People Helping People: Thrift store opens on Main Street in Baker City
Published 1:00 pm Monday, October 10, 2022
- Rows and rows of clothing racks offer a variety of choices at the People Helping People thrift store, now open at 2017 Main St. in Baker City.
“Our motto? Our motto is to just help people right where they are,” says Randi Stauffer.
Around her is a small crowd of shoppers and hustling employees, kids giggling in the toy corner, the clinks of clothes hangers, and admiring grunts from the tool section.
Stauffer is the general manager of Baker City’s new People Helping People thrift store. It opened Oct. 5 at 2017 Main St., the third location in Eastern Oregon owned by Jeremiah Sprague of Cove.
“We had one that started six years ago in La Grande, and then that one progressively grew,” Stauffer said. “So we decided to open one in Pendleton.”

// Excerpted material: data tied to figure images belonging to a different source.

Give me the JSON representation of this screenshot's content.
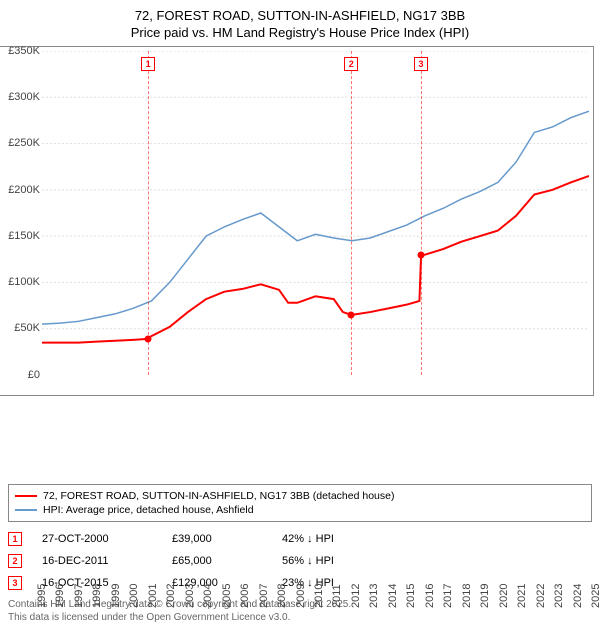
{
  "title": {
    "line1": "72, FOREST ROAD, SUTTON-IN-ASHFIELD, NG17 3BB",
    "line2": "Price paid vs. HM Land Registry's House Price Index (HPI)"
  },
  "chart": {
    "type": "line",
    "background_color": "#ffffff",
    "grid_color": "#dddddd",
    "axis_color": "#888888",
    "x": {
      "min": 1995,
      "max": 2025,
      "ticks": [
        1995,
        1996,
        1997,
        1998,
        1999,
        2000,
        2001,
        2002,
        2003,
        2004,
        2005,
        2006,
        2007,
        2008,
        2009,
        2010,
        2011,
        2012,
        2013,
        2014,
        2015,
        2016,
        2017,
        2018,
        2019,
        2020,
        2021,
        2022,
        2023,
        2024,
        2025
      ]
    },
    "y": {
      "min": 0,
      "max": 350000,
      "ticks": [
        0,
        50000,
        100000,
        150000,
        200000,
        250000,
        300000,
        350000
      ],
      "labels": [
        "£0",
        "£50K",
        "£100K",
        "£150K",
        "£200K",
        "£250K",
        "£300K",
        "£350K"
      ]
    },
    "series": {
      "prop": {
        "label": "72, FOREST ROAD, SUTTON-IN-ASHFIELD, NG17 3BB (detached house)",
        "color": "#ff0000",
        "width": 2,
        "points": [
          [
            1995,
            35000
          ],
          [
            1996,
            35000
          ],
          [
            1997,
            35000
          ],
          [
            1998,
            36000
          ],
          [
            1999,
            37000
          ],
          [
            2000,
            38000
          ],
          [
            2000.8,
            39000
          ],
          [
            2001,
            42000
          ],
          [
            2002,
            52000
          ],
          [
            2003,
            68000
          ],
          [
            2004,
            82000
          ],
          [
            2005,
            90000
          ],
          [
            2006,
            93000
          ],
          [
            2007,
            98000
          ],
          [
            2008,
            92000
          ],
          [
            2008.5,
            78000
          ],
          [
            2009,
            78000
          ],
          [
            2010,
            85000
          ],
          [
            2011,
            82000
          ],
          [
            2011.5,
            68000
          ],
          [
            2011.96,
            65000
          ],
          [
            2012,
            65000
          ],
          [
            2013,
            68000
          ],
          [
            2014,
            72000
          ],
          [
            2015,
            76000
          ],
          [
            2015.7,
            80000
          ],
          [
            2015.79,
            129000
          ],
          [
            2016,
            130000
          ],
          [
            2017,
            136000
          ],
          [
            2018,
            144000
          ],
          [
            2019,
            150000
          ],
          [
            2020,
            156000
          ],
          [
            2021,
            172000
          ],
          [
            2022,
            195000
          ],
          [
            2023,
            200000
          ],
          [
            2024,
            208000
          ],
          [
            2025,
            215000
          ]
        ]
      },
      "hpi": {
        "label": "HPI: Average price, detached house, Ashfield",
        "color": "#6699cc",
        "width": 1.5,
        "points": [
          [
            1995,
            55000
          ],
          [
            1996,
            56000
          ],
          [
            1997,
            58000
          ],
          [
            1998,
            62000
          ],
          [
            1999,
            66000
          ],
          [
            2000,
            72000
          ],
          [
            2001,
            80000
          ],
          [
            2002,
            100000
          ],
          [
            2003,
            125000
          ],
          [
            2004,
            150000
          ],
          [
            2005,
            160000
          ],
          [
            2006,
            168000
          ],
          [
            2007,
            175000
          ],
          [
            2008,
            160000
          ],
          [
            2009,
            145000
          ],
          [
            2010,
            152000
          ],
          [
            2011,
            148000
          ],
          [
            2012,
            145000
          ],
          [
            2013,
            148000
          ],
          [
            2014,
            155000
          ],
          [
            2015,
            162000
          ],
          [
            2016,
            172000
          ],
          [
            2017,
            180000
          ],
          [
            2018,
            190000
          ],
          [
            2019,
            198000
          ],
          [
            2020,
            208000
          ],
          [
            2021,
            230000
          ],
          [
            2022,
            262000
          ],
          [
            2023,
            268000
          ],
          [
            2024,
            278000
          ],
          [
            2025,
            285000
          ]
        ]
      }
    },
    "markers": [
      {
        "n": "1",
        "x": 2000.82,
        "y": 39000
      },
      {
        "n": "2",
        "x": 2011.96,
        "y": 65000
      },
      {
        "n": "3",
        "x": 2015.79,
        "y": 129000
      }
    ]
  },
  "legend": {
    "rows": [
      {
        "color": "#ff0000",
        "text": "72, FOREST ROAD, SUTTON-IN-ASHFIELD, NG17 3BB (detached house)"
      },
      {
        "color": "#6699cc",
        "text": "HPI: Average price, detached house, Ashfield"
      }
    ]
  },
  "sales": [
    {
      "n": "1",
      "date": "27-OCT-2000",
      "price": "£39,000",
      "delta": "42% ↓ HPI"
    },
    {
      "n": "2",
      "date": "16-DEC-2011",
      "price": "£65,000",
      "delta": "56% ↓ HPI"
    },
    {
      "n": "3",
      "date": "16-OCT-2015",
      "price": "£129,000",
      "delta": "23% ↓ HPI"
    }
  ],
  "footer": {
    "line1": "Contains HM Land Registry data © Crown copyright and database right 2025.",
    "line2": "This data is licensed under the Open Government Licence v3.0."
  }
}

Baker City became the next goal.
“The Baker community has been asking us to move in, to help support the community,” Stauffer said, “and so we decided to open this one.”
The location should be familiar to some shoppers, as the former home of Sears.
Stauffer and her staff had been working for several days to prepare for the launch, and she decided to forego an official ceremony, notifying her employees the night before the Oct. 4 opening.
She did post on the store’s Facebook page about the opening.
People Helping People stores take donations from across the region, and Stauffer said the new Baker City store has items from a larger area.
“We had people bringing donations from Baker, they’d bring them to La Grande,” she said. “And so what we did is we brought a lot of the donations from La Grande over to the Baker community. We have Enterprise, Wallowa, multitudes of different areas in the community that all just donate to us, and so we share them with the stores.”
Stauffer said People Helping People works with a variety of community organizations.
“We help with the (Housing and Urban Development), we help with the jails, we help with the corrections, we do community service, we have volunteers and we also work with Shelter from the Storm, DHS, churches, care organizations,” she said. “We work with veterans, homeless people, recovery employment opportunities, local businesses, Community Connection and Eastern Oregon University and we also work with the DHS and the CHD and the care programs.”
The Baker City store’s inventory includes a variety of clothing, furniture and jewelry.
Stauffer and her staff are still setting up for receiving donations and will announce when they’re ready to handle donors.
“The most interesting donation is someone’s false teeth,” she said.
Stauffer says her faith was a driving factor in establishing thrift stores in the area, fostering community wherever she feels needed, and though she didn’t have a handy count of how many attended the opening day, she says it was a positive experience and counted each one as a blessing.
“We all just enjoyed every moment of it,” she said.
The shop will be open Mondays through Saturdays, 9 a.m. to 7 p.m.